Inflation leveled off to 3.7% in September compared to a year ago, extending a gradual slowdown in consumer prices, even as it slowed to 0.4% from 0.6% in August.

The Bureau of Labor Statistics released its latest round of price data Thursday morning. Experts had expected it to show that overall prices for consumers rose 3.6% from a year ago, and by 0.2% compared to August.

Meanwhile, core inflation — a measurement of cost increases that excludes energy and food prices because of their volatility — is up 4.1% from September last year, in line with expectations.

That means prices rose less in September than they did in August, when the cost of gasoline had spiked 10% from July.

The government said the cost of shelter rose 7.2% from a year ago. That was the largest reason for the increase, and it reflects continued growth in home prices, which by some measurements are at all-time highs.

Used car and truck prices continued to decline from a year ago.

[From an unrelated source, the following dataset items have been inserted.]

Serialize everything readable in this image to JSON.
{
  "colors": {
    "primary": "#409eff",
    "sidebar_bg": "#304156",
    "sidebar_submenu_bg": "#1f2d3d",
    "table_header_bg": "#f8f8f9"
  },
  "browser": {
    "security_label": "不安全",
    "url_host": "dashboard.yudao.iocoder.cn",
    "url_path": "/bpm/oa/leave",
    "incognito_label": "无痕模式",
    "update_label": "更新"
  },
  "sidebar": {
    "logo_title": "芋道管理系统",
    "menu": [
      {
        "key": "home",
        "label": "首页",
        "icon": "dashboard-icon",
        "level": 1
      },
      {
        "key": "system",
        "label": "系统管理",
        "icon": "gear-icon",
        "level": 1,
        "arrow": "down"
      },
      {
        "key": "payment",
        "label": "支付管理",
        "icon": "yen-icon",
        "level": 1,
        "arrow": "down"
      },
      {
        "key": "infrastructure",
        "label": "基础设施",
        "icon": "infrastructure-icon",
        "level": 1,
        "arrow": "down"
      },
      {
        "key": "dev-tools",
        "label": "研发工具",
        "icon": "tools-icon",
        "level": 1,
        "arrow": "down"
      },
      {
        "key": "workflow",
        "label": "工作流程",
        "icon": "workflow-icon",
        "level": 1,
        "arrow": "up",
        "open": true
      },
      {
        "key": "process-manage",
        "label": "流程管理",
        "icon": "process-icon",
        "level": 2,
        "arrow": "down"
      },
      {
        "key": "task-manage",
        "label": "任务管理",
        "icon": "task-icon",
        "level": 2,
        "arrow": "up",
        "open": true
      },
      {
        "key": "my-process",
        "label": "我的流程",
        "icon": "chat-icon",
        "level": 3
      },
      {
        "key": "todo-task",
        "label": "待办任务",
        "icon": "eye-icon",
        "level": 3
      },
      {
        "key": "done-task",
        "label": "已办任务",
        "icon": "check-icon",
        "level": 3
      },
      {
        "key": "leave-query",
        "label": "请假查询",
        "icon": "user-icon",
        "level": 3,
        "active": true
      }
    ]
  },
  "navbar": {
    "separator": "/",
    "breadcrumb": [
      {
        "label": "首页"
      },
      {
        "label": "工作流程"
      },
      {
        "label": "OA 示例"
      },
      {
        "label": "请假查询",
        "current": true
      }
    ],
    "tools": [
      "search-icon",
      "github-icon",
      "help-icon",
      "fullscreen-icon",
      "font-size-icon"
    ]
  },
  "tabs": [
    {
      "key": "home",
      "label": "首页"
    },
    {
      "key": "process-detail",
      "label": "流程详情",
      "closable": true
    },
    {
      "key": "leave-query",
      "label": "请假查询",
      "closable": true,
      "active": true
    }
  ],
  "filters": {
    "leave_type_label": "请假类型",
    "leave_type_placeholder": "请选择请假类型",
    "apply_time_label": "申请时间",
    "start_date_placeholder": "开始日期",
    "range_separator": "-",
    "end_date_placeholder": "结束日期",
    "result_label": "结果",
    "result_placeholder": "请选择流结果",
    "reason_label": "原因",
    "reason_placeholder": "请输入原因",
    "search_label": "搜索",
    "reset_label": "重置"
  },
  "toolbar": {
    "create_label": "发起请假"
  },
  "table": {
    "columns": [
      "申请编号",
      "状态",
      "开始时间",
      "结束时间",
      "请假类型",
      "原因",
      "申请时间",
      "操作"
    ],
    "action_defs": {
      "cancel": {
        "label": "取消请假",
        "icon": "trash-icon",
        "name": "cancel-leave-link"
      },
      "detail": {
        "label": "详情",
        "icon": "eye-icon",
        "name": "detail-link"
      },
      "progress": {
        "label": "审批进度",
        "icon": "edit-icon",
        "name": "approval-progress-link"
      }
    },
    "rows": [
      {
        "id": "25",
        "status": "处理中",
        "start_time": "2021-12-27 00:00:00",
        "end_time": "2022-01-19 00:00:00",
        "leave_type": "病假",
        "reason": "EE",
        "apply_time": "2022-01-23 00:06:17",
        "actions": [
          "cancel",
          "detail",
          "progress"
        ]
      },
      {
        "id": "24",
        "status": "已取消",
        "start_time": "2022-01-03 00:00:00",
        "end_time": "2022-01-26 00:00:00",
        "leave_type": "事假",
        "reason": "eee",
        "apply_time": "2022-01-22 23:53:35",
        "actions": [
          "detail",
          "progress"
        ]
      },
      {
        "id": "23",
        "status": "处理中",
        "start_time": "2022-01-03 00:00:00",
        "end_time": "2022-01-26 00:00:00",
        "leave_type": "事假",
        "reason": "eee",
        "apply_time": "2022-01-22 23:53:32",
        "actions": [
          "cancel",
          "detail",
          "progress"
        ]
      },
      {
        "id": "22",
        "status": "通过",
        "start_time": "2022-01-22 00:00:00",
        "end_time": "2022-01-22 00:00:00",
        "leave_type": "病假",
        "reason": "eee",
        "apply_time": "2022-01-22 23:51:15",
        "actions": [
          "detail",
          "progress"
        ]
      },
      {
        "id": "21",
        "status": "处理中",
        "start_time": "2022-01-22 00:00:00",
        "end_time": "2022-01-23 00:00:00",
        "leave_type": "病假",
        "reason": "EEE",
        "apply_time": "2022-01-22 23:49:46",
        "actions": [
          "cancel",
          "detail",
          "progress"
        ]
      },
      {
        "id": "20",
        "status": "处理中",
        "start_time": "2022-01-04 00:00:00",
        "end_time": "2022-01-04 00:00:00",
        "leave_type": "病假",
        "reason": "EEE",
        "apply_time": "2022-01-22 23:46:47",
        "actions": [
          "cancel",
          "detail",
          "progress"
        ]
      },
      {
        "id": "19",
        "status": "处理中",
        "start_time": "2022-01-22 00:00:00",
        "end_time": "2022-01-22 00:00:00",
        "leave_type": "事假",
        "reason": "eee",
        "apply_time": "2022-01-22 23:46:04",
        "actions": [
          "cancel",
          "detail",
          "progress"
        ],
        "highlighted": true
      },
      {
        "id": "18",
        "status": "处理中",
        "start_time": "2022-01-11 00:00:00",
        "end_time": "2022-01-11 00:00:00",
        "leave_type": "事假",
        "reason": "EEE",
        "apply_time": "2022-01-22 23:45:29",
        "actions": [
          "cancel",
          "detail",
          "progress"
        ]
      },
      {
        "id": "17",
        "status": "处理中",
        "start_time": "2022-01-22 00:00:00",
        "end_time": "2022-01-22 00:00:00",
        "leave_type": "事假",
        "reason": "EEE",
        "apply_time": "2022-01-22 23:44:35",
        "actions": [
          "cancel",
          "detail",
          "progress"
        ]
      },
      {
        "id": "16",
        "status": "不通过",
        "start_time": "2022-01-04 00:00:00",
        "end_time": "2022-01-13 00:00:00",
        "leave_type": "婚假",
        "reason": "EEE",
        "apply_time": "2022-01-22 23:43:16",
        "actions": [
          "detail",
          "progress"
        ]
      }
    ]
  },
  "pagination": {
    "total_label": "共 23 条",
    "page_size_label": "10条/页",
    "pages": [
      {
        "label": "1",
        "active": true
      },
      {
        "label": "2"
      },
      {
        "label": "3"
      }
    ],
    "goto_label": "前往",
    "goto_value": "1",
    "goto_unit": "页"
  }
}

Food prices grew 3.7%, matching the overall inflation reading, with food from restaurants and "away from home" up 6%. Energy prices slipped 0.5% and natural gas and oil prices also fell.

The report might be especially significant for the trajectory of the economy.

The Federal Reserve raised interest rates sharply from March 2022 through this summer as it tried to get inflation under control. Inflation had hit 40-year highs in mid-2022, peaking at 9.1% annually, and it has generally slowed since then.

That doesn't mean prices are lower than they were. Instead, they’re rising at a slower rate. Still, those slower increases have been a relief to some consumers, and wages have been rising faster than inflation recently, which makes it easier for people to afford goods and services.

"Inflation is easing; it's edging lower. However, food and energy prices remain elevated, and the average American lives in an environment in which food and energy are basics for their budget. And that budget is climbing higher," said Quincy Krosby, the chief global strategist for LPL Financial.

What about interest rates going forward?

The Fed left rates unchanged in September, saying there had been progress in its fight against inflation. It's in wait-and-see mode now.

But after 12 consecutive monthly declines, inflation sped up again in July and August. The increases were small, and there were reasons experts weren't especially concerned about them — for example, gas prices spiked 10% in August.

Thursday's report doesn't make it clear what will happen next. There are signs inflation is easing, but it's not happening very fast, and inflation is still well above the Fed's stated goal of 2% per year.

“Core year-over-year [inflation] remains high, and the question is how much patience does the Fed have to finish the job,” Krosby said.

Americans have generally remained willing to spend money because the job market looks healthy and pay for workers has been rising. But the combination of steady inflation and higher interest rates could erode that. Krosby points out that other factors like gas prices and the resumption of student loan payments could also drag down spending.

The Fed will meet two more times this year. Its main rate is now in the range of 5.25% to 5.5%, the highest since 2000.

Investors think there’s about a 90% chance the Fed will leave interest rates alone at its next meeting, which ends Nov. 1. However, what happens at the December meeting is far less clear, with a roughly 60% chance of no change and a 40% chance of a rate hike, according to CME Group. That’s based on its analysis of options prices.